When components are few and well-understood, you do not need machine learning to correlate logs. When failure modes are designed and documented, you do not need distributed tracing to understand what broke. When the architecture fits in someone’s head, you do not need a query engine that handles ten million events per second.

Boring systems are legible. They tell you what they are doing without requiring an engineering team to translate. The logging exists to confirm expected behavior, not to search for unexpected behavior in a haystack of telemetry.

When observability shifts from confirming known failure modes to reconstructing unknown ones, you are no longer operating the system. You are excavating it.

The Vendor Incentive

ClickHouse sells database performance. Their incentive is to celebrate the customers with the biggest, hardest problems. The ad is not advice. It is a case study designed to make you feel like your problems should be bigger.

Vendor marketing reveals what they optimize for. ClickHouse optimizes for ingestion volume and query speed. Those are real capabilities. They are also precisely the capabilities you need when your architecture has created a five-petabyte-per-day problem.

The question before buying a faster shovel is whether you should be digging the hole. ClickHouse will sell you the shovel. You pay for the engineers to swing it.

When The Rosy Path Ends

Netflix built this infrastructure during the growth era. Subscriber counts went up and to the right. The engineering org scaled for a future that justified the investment.

That future is no longer certain. Password crackdowns. Ad tiers. Price hikes. Content budgets slashed. Shows canceled after one season to avoid paying creators.

But infrastructure does not know the business model changed. It just keeps ingesting. Five petabytes today. Five petabytes tomorrow. The S3 bill does not care that subscribers are leaving. When growth was assumed, the logging costs were a rounding error on future revenue. When growth stalls, those costs become fixed overhead.

At some point, someone in finance will ask why they are paying to store every HTTP 200 from a service that supports a show they already canceled. The answer will be: because turning it off requires an engineer who understands the system, and we laid off the team that built it.

Spotify already lived this. Glenn McDonald built the systems behind Wrapped’s most beloved features. Laid off December 2023. One year later, Wrapped 2024 launched without those features. McDonald posted: “Touching to have Spotify celebrate the 1-year anniversary of my layoff by demonstrating that they could not, in fact, still do Wrapped just as well without me.”

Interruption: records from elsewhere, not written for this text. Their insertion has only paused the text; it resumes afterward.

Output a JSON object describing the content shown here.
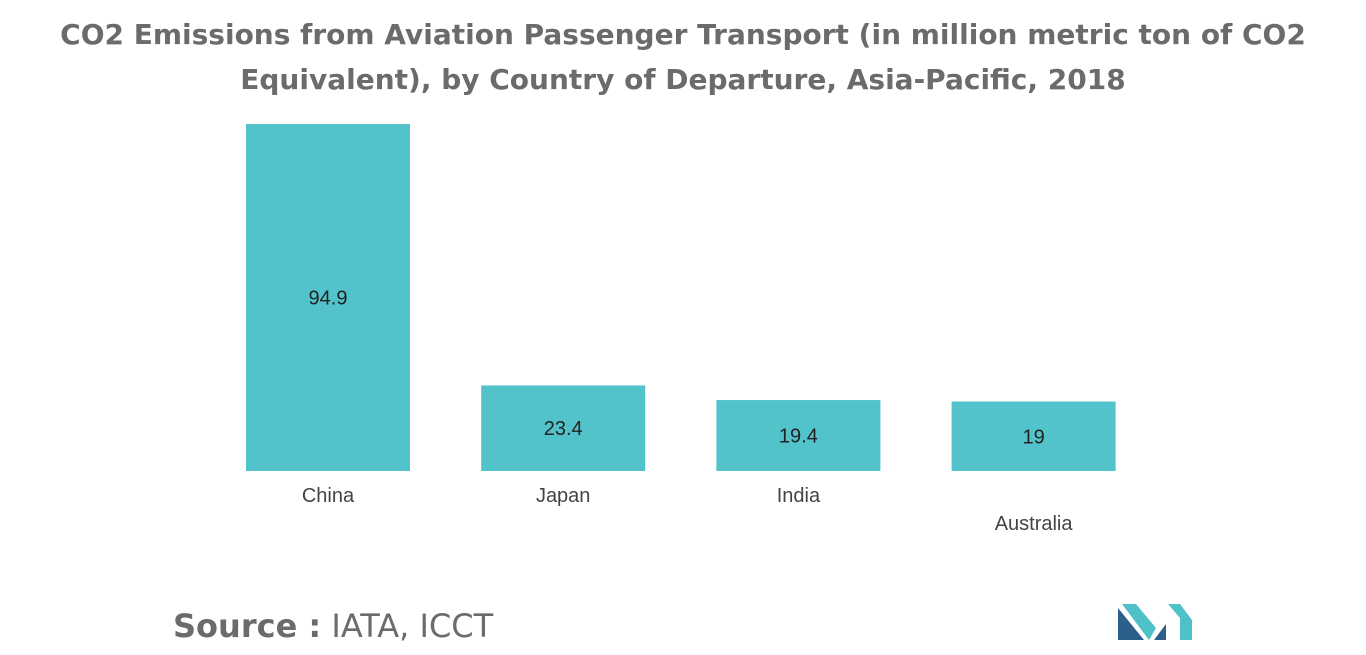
{
  "chart_data": {
    "type": "bar",
    "title": "CO2 Emissions from Aviation Passenger Transport (in million metric ton of CO2 Equivalent), by Country of Departure, Asia-Pacific, 2018",
    "categories": [
      "China",
      "Japan",
      "India",
      "Australia"
    ],
    "values": [
      94.9,
      23.4,
      19.4,
      19
    ],
    "value_labels": [
      "94.9",
      "23.4",
      "19.4",
      "19"
    ],
    "bar_color": "#52c3cb",
    "xlabel": "",
    "ylabel": "",
    "grid": false,
    "legend": "none"
  },
  "title_lines": [
    "CO2 Emissions from Aviation Passenger Transport (in million metric ton of CO2",
    "Equivalent), by Country of Departure, Asia-Pacific, 2018"
  ],
  "source": {
    "label": "Source :",
    "text": "IATA, ICCT"
  },
  "logo": {
    "colors": [
      "#2d5f8b",
      "#4fc1c9"
    ]
  }
}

The infrastructure outlives the assumptions that justified it, but nobody has the institutional knowledge or political capital to simplify it. The “you are not Netflix” warning cuts both ways: you should not copy their architecture because you lack their scale, and they built for a scale they may not keep.

The Boring Alternative

The alternative to petabyte-scale observability is not ignorance. It is architecture that does not require petabyte-scale observation.

Fewer services mean fewer boundaries to trace. Simpler systems mean smaller blast radii. Predictable behavior means alerts that actually indicate problems rather than noise that trains everyone to ignore them.

This is not glamorous. It will not get you a vendor case study. It will get you engineers who ship product instead of engineers who maintain the machinery that watches the machinery.

The goal is not to be impressive. The goal is to be boring.


boring (adj.): A system state where observability confirms expected behavior rather than searching for unexpected behavior, because the architecture is simple enough to have expectations.